Thank you so much for making the ANI-1x dataset available, it is a fantastic resource. I have a question regarding the availability of quadrupoles for molecules/conformers in the dataset. According to the paper, the 'wb97x_dz.quadrupole'
key should contain an array of size $N_c \times 6$ where $N_c$ is the number of conformers per molecule. When I look at this array, a significant number of rows were full of nan
. I ran the following code snippet:
ani1x_data = h5py.File('ani-1x/ani1x-release.h5')
frac_quads_li = []
for i in ani1x_data.keys():
all_quads = ani1x_data[i]['wb97x_dz.quadrupole']
all_quads_sub = np.unique(np.argwhere(~np.isnan(all_quads))[:,0])
frac_quads_li.append(float(len(all_quads_sub))/len(all_quads))
print(f'Avg Fraction Computed Quads: {round(np.average(frac_quads_li),3)}')
print(f'No Quad Count: {np.sum(np.array(frac_quads_li)==0.0)}/{len(frac_quads_li)}')

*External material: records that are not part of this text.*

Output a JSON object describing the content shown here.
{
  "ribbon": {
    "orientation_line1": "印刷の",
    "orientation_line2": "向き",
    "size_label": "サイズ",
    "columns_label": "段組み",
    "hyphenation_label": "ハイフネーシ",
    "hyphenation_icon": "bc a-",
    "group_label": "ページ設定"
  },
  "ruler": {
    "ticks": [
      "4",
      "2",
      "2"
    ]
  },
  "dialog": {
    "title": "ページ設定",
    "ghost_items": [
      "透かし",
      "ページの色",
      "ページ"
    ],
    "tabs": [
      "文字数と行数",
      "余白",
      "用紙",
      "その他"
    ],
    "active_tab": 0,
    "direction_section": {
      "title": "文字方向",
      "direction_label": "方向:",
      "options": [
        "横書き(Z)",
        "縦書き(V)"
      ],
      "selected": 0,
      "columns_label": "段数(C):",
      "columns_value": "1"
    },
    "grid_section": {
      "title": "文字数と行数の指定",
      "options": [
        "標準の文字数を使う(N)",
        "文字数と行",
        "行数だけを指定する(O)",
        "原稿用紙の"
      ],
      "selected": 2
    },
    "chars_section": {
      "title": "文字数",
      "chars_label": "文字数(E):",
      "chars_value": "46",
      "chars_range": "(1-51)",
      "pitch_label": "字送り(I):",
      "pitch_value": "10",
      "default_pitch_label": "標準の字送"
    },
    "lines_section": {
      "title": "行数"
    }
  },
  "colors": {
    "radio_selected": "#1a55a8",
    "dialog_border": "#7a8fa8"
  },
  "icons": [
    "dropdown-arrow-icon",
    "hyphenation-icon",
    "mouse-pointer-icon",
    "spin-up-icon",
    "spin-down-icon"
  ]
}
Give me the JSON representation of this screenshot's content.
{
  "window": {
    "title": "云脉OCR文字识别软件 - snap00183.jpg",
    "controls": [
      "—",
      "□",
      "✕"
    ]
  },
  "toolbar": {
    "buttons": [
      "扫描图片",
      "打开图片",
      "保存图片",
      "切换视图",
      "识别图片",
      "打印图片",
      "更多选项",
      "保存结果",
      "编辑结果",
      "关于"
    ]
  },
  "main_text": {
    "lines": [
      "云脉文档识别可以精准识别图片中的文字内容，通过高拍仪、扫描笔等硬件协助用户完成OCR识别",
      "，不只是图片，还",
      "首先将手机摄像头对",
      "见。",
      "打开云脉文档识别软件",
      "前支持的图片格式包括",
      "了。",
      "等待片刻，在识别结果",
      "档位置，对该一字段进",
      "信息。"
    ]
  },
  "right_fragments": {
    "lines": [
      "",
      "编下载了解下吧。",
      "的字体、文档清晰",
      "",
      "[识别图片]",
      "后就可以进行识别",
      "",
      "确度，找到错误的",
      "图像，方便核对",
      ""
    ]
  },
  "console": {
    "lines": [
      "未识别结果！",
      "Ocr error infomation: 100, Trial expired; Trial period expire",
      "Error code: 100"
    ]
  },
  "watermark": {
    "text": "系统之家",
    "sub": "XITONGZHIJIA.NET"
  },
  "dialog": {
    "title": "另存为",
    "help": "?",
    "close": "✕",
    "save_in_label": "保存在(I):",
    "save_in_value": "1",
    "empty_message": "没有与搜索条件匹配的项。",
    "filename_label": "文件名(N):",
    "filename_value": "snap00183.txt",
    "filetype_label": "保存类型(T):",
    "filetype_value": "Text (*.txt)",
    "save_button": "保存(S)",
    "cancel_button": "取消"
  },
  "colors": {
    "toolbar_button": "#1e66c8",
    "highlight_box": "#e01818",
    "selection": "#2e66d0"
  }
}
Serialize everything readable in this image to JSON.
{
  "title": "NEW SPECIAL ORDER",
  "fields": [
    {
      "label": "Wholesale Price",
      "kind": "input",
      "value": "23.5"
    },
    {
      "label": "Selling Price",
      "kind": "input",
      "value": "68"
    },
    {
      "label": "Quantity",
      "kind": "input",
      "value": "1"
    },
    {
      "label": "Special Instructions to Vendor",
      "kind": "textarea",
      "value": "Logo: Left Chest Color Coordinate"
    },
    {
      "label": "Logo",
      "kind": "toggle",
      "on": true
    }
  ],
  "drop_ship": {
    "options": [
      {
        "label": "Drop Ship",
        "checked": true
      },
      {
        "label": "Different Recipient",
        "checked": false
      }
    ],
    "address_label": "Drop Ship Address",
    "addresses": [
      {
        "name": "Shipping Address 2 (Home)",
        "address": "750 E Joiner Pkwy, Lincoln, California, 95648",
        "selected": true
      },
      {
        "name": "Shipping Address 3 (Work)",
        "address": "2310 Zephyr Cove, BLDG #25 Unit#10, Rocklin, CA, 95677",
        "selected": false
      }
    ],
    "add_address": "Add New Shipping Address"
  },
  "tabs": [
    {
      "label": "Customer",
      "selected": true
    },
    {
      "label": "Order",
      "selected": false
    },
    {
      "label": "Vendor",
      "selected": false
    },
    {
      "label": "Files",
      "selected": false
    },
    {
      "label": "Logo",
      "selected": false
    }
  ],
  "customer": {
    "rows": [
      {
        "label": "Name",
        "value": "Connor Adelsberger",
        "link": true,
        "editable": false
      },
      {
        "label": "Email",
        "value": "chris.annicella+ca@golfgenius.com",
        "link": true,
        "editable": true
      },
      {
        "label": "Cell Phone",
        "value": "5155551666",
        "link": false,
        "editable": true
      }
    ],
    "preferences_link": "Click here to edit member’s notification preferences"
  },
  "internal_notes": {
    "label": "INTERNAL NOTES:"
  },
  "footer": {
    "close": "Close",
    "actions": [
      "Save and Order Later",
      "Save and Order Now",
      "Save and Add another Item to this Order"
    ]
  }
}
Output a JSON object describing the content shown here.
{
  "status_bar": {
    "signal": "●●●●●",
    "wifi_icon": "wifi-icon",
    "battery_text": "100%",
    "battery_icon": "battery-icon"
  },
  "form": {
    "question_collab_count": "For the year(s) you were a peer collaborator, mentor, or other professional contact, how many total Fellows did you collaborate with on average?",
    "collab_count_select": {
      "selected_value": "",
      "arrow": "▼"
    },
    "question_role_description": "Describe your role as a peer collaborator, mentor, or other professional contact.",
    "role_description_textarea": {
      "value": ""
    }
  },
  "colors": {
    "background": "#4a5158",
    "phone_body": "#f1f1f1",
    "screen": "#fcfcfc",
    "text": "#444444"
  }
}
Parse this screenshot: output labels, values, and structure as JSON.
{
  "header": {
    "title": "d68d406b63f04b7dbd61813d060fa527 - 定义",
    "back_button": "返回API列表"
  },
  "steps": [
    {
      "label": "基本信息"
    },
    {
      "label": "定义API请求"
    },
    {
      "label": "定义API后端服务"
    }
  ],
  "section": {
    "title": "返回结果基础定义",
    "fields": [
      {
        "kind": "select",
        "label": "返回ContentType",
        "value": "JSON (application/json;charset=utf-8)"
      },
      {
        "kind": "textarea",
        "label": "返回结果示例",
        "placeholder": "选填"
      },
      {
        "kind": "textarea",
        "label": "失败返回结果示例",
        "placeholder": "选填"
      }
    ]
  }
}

...and got the following result:
Avg Fraction Computed Quads: 0.215
No Quad Count: 1698/3114
So it appears that there are quite a few quadrupoles that are all nan, with more than half of molecules having no quadrupole information. When I run the same analysis on 'wb97x_dz.dipole'
, I found that 181 molecules have no dipole constants available for any conformers. I did not find anything in the publication or GH repo that mentioned these nan values (although I may have missed it). So I am just wondering what happened to the dipoles/quadrupoles in these cases, and whether there is a version of the ANI-1x dataset that contains these dipole/quadrupole values. If not, that is fine. Am happy to recalculate them, or omit the corresponding conformers for the analysis I am trying to do. But if a shareable version is available with these additional values I would appreciate it, as it would save me some time and compute.
Thank you for your time,
Marcus Schwarting